Da
Colico, raggiunta Novate Mezzola, si prosegue in auto fino alla frazione
di Mezzolpiano (m. 316). Da qui partono due mulattiere per la Val Codera.
La più classica è quella che inizia in corrispondenza
del parcheggio che è punto di partenza del Sentiero
Roma e del Sentiero
Italia - Lombardia Nord 3, e sale sul lato destro idrografico della
valle, con un'ininterrotta gradinata fino alla frazione di Avedèe
(m.790). Fin qui ci si può voltare ad ammirare il panorama sui
laghi di Como e di Novate. Si prosegue poi con un tratto meno faticoso,
a mezza costa. La mulattiera diventa sentiero, a volte sembra scavata
nella roccia che scende a precipizio sul lato destro idrografico della
valle. In alcuni tratti è protetto da una galleria paramassi
che lo ripara soprattutto dall'acqua che scende con alcune cascatelle.

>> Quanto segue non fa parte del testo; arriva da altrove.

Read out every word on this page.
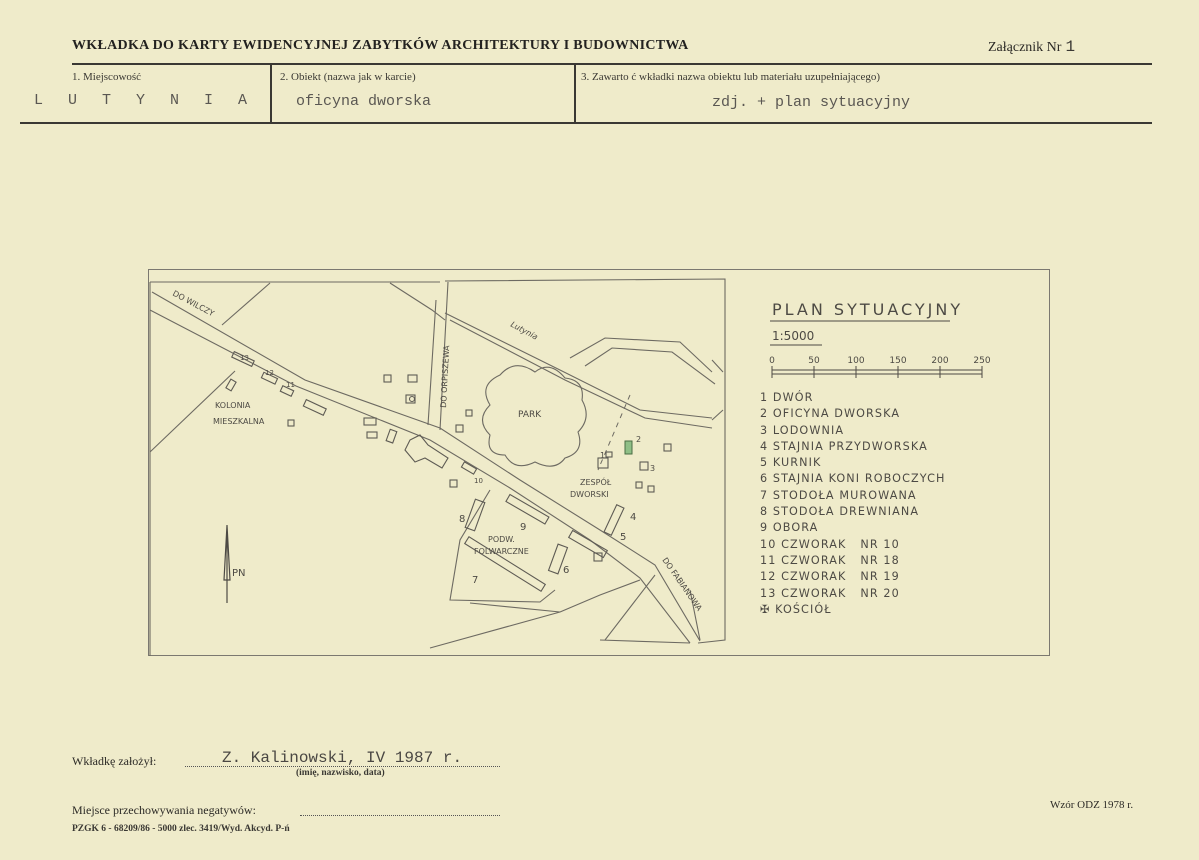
WKŁADKA DO KARTY EWIDENCYJNEJ ZABYTKÓW ARCHITEKTURY I BUDOWNICTWA	Załącznik Nr 1
1. Miejscowość
L U T Y N I A
2. Obiekt (nazwa jak w karcie)
oficyna dworska
3. Zawarto ć wkładki nazwa obiektu lub materiału uzupełniającego)
zdj. + plan sytuacyjny
DO WILCZY
DO ORPISZEWA
DO FABIANOWA
Lutynia
PARK
KOLONIA
MIESZKALNA
ZESPÓŁ
DWORSKI
PODW.
FOLWARCZNE
PN
1
2
3
4
5
6
7
8
9
10
11
12
13	0	50	100	150	200	250
PLAN SYTUACYJNY
1:5000
1 DWÓR
2 OFICYNA DWORSKA
3 LODOWNIA
4 STAJNIA PRZYDWORSKA
5 KURNIK
6 STAJNIA KONI ROBOCZYCH
7 STODOŁA MUROWANA
8 STODOŁA DREWNIANA
9 OBORA
10 CZWORAK   NR 10
11 CZWORAK   NR 18
12 CZWORAK   NR 19
13 CZWORAK   NR 20
✠ KOŚCIÓŁ
Wkładkę założył:	Z. Kalinowski, IV 1987 r.
(imię, nazwisko, data)
Miejsce przechowywania negatywów:
PZGK 6 - 68209/86 - 5000 zlec. 3419/Wyd. Akcyd. P-ń
Wzór ODZ 1978 r.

Infine si arriva agli ultimi tornanti che conducono a Codera. In tutto
avremo impiegato un'ora e mezza circa.
L'altro
percorso è meno noto, più lungo (h. 2.30/3), ma anche
più gratificante, in particolar modo nel periodo estivo, in quanto
meno frequentato. Si attraversa il ponte sul torrente Codera, poi si
devia a sinistra e si raggiunge una cava oltre la quale inizia la mulattiera
(segnavia A5) per S. Giorgio. Anche questo percorso è in gran
parte a gradoni e risale con parecchi tornanti fino al villaggio di
S. Giorgio (m.748), interamente costituito da case di pietra ed abitato
dalla primavera all'autunno. Qui merita un'occhiata l'avello celtico,
un sepolcro completamente scavato in un blocco di granito. Indi si scende
per attraversare l'impressionante vallone di Revelaso (attenzione all'ultimo
tratto della discesa, esposto) e, dopo aver attraversato il sentiero
denominato Tracciolino, si può allungare un po' il percorso per
risalire fino a Cola (m.1018), piccolo nucleo abitato solo d'estate
e costituito di case in pietra allineate in un'unica fila. Si ridiscende
al Tracciolino e lo si lascia sulla sinistra quando si incontra la deviazione
per Cii (m. 851).
Si
arriva quindi ad un antico ponte in pietra e poi ad un'altro, vero capolavoro
di architettura, ed in breve si risale a Codera, ove sorge appunto il
rifugio Osteria Alpina, situato verso la fine del paese. All'inizio
dello stesso è invece presente il rifugio
La Locanda.
Vale sicuramente la pena di visitare il museo etnografico, che conserva
numerose testimonianze del passato di questo borgo. Vi sono stati ricostruiti
una cucina ed una camera da letto con tutti gli utensili e gli attrezzi
da lavoro antichi. Inoltre vi è una sezione dedicata alla flora
e alla fauna, un'altra alla mineralogia ed un'altra ancora alla storia
della vallata. Il museo è aperto tutti i giorni da maggio a settembre
e solo nei fine settimana negli altri mesi (orario: 10/12 - 15/18).